Over the course of dozen years from 2002-2014, director Richard Linklater filmed his principal actors – including his own daughter Lorelei Linklater, Patricia Arquette and Ethan Hawke, and young star Ellar Coltrane – for what was tentatively titled The Twelve Year Project, a series of short films that charted real-life changes through a fictionalized narrative.
The resulting film is called Boyhood, and it’s a coming-of-age tale like no film before it, effectively blurring the line between real-life and fiction: there’s no denying that we are truly watching these actors grow up before our eyes. The director is no stranger to experimentation – from Slacker to Waking Life to his Before Sunrise trilogy – but Boyhood is very likely his greatest achievement to date.
Coltrane plays Mason, a young boy growing up in Texas with his sister Samantha (Lorelei Linklater) and their single mother Olivia (Arquette). Hawke plays the ex-husband and father of the two children, who isn’t always in the picture, even if his influence is felt throughout.
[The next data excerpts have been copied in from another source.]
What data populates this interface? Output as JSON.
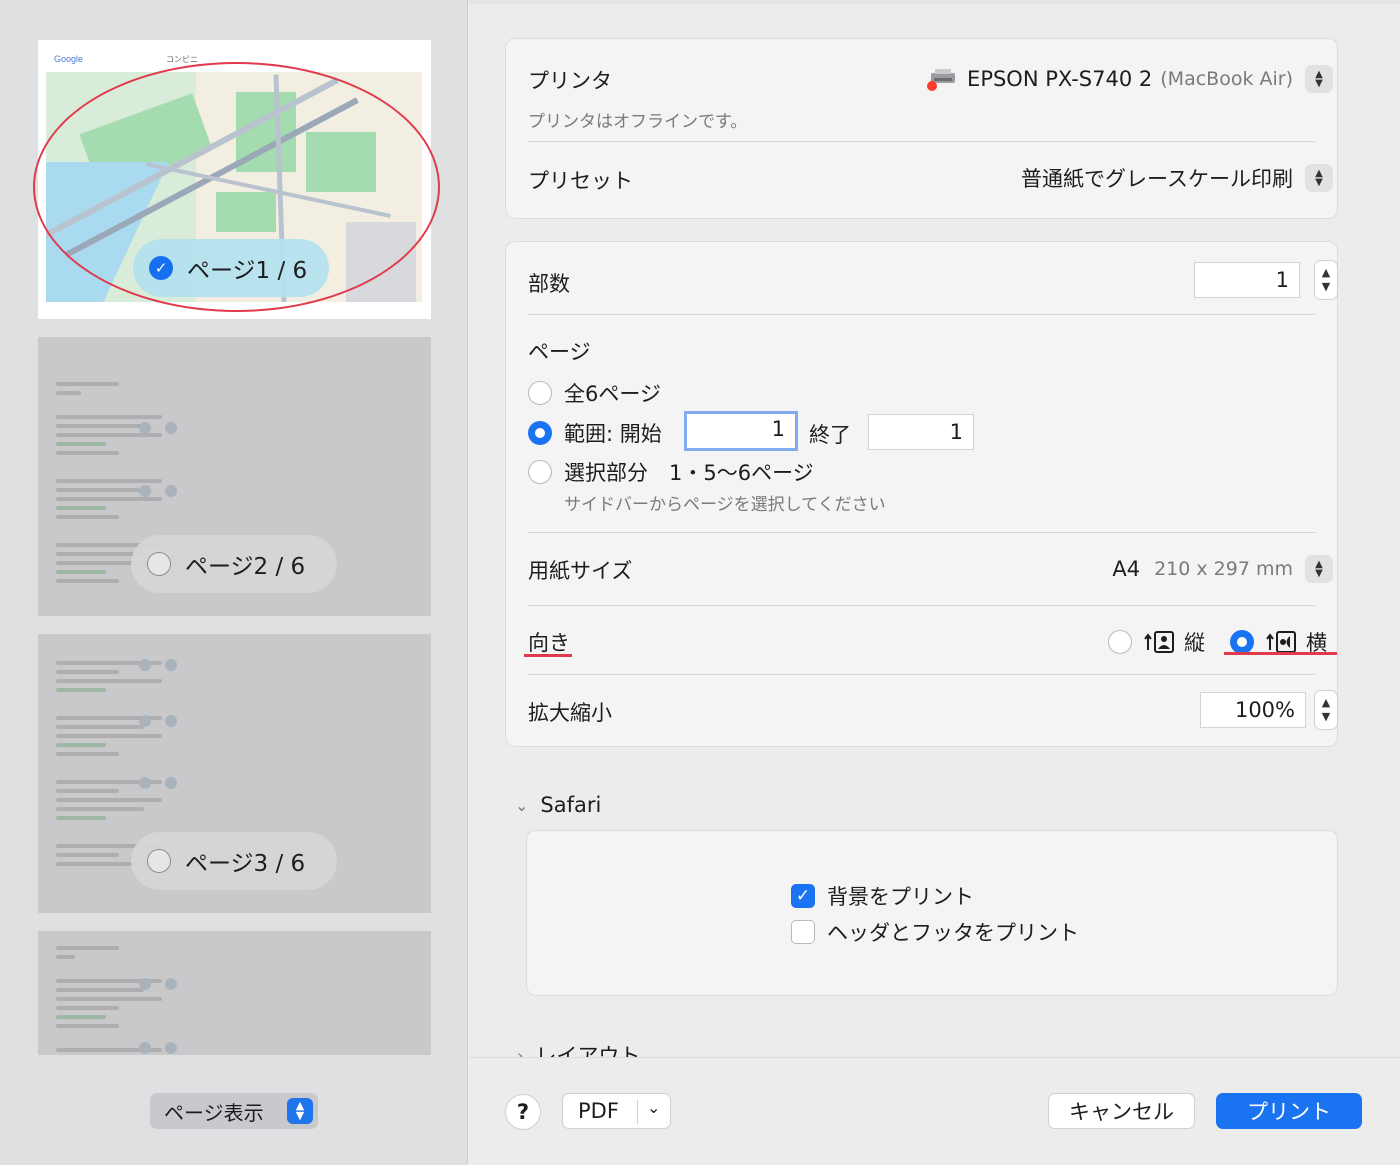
{
  "sidebar": {
    "map_google_label": "Google",
    "map_title": "コンビニ",
    "pages": [
      {
        "label": "ページ1 / 6",
        "selected": true
      },
      {
        "label": "ページ2 / 6",
        "selected": false
      },
      {
        "label": "ページ3 / 6",
        "selected": false
      }
    ],
    "view_select": "ページ表示"
  },
  "printer": {
    "label": "プリンタ",
    "name": "EPSON PX-S740 2",
    "host": "(MacBook Air)",
    "status": "プリンタはオフラインです。",
    "preset_label": "プリセット",
    "preset_value": "普通紙でグレースケール印刷"
  },
  "copies": {
    "label": "部数",
    "value": "1"
  },
  "pages": {
    "label": "ページ",
    "all": "全6ページ",
    "range": "範囲: 開始",
    "range_from": "1",
    "range_to_label": "終了",
    "range_to": "1",
    "selection": "選択部分　1・5〜6ページ",
    "selection_hint": "サイドバーからページを選択してください",
    "selected_option": "range"
  },
  "paper": {
    "label": "用紙サイズ",
    "size": "A4",
    "dims": "210 x 297 mm"
  },
  "orientation": {
    "label": "向き",
    "portrait": "縦",
    "landscape": "横",
    "selected": "landscape"
  },
  "scale": {
    "label": "拡大縮小",
    "value": "100%"
  },
  "safari": {
    "label": "Safari",
    "print_background": "背景をプリント",
    "print_background_checked": true,
    "header_footer": "ヘッダとフッタをプリント",
    "header_footer_checked": false
  },
  "layout_section": "レイアウト",
  "footer": {
    "help": "?",
    "pdf": "PDF",
    "cancel": "キャンセル",
    "print": "プリント"
  },
  "colors": {
    "accent": "#1a73f0",
    "annotation_red": "#e13a4b"
  }
}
There is no traditional story here; how could there be? What we are watching – even though it is entirely scripted – seems to have been directly informed by the actor’s lives. I wonder how different the final project is to what Linklater had originally conceived; how he shaped narrative during the decade-plus making of the film based on the real-life changes in his cast.
What we’re left with is essentially a series of vignettes. While raising her children, Olivia manages to finish her studies and eventually become a professor. Still, she marries not one, but two bullish husbands, both alcoholics: the physically abusive Bill (Marco Perella), who terrorizes both Olivia’s kids and his own, and the Iraq War veteran Jim (Brad Hawkins), who can barely muster a grunt.
Hawke’s Dad, meanwhile, is living the single life in another Texas town: he’s an ex-musician who seems to still be searching for meaning in his life. Still, he’s a loving father who takes his kids bowling and out to dinner, and tries to impart wisdom to them as best he can. He clearly cares about his children, even if he’s resigned to taking a less-than-substantial role in their lives.
And there at the center of it all is Coltrane, turning before our eyes from this sweet young kid into… well, a bit of a twerp. Mom and Dad offer him the best advice they can, as does a photography professor (Tom McTigue) who pulls him aside in a darkroom and tells him to get his act together – he’ll thank him in twenty years. Still, Mason sulks and saunters through many of the climactic scenes.
After spending almost three hours with the character, this isn’t the satisfying resolution to his story that we’re looking for. But no eighteen-year-old has the world figured out by the time they get to college; Mason still has his whole life ahead of him. Boyhood is at its incisive best when telling us that life doesn’t always turn out how we want it to – and that we never stop growing up.
The perceivable real-life changes in the actors are what really sets Boyhood apart from anything else. Of course, you have to ask if the film would still be as good if scripted and filmed in a more conventional manner – had different actors portrayed the kids at different ages, and if Hawke and Arquette were aged with makeup, would the film still be as effective?
The answer, I think, is yes: Boyhood is a quiet-but-powerful experience that expresses a poignant authenticity about growing up (and, particularly, growing up in the USA). Some scenes brought back waves of memories for me, and others brought tears to my eyes; this is a film like no other, the definitive coming-of-age movie.
With a 99% on the Tomatometer and a rather incredible 100 on Metacritic, Boyhood is destined to go down as the year’s best-reviewed film (in fact, it’s one of the best-reviewed films of all-time). Expect a backlash come awards time, but there’s no denying the incredible feat that the director has accomplished here. This is a film to be seen and discussed for decades to come.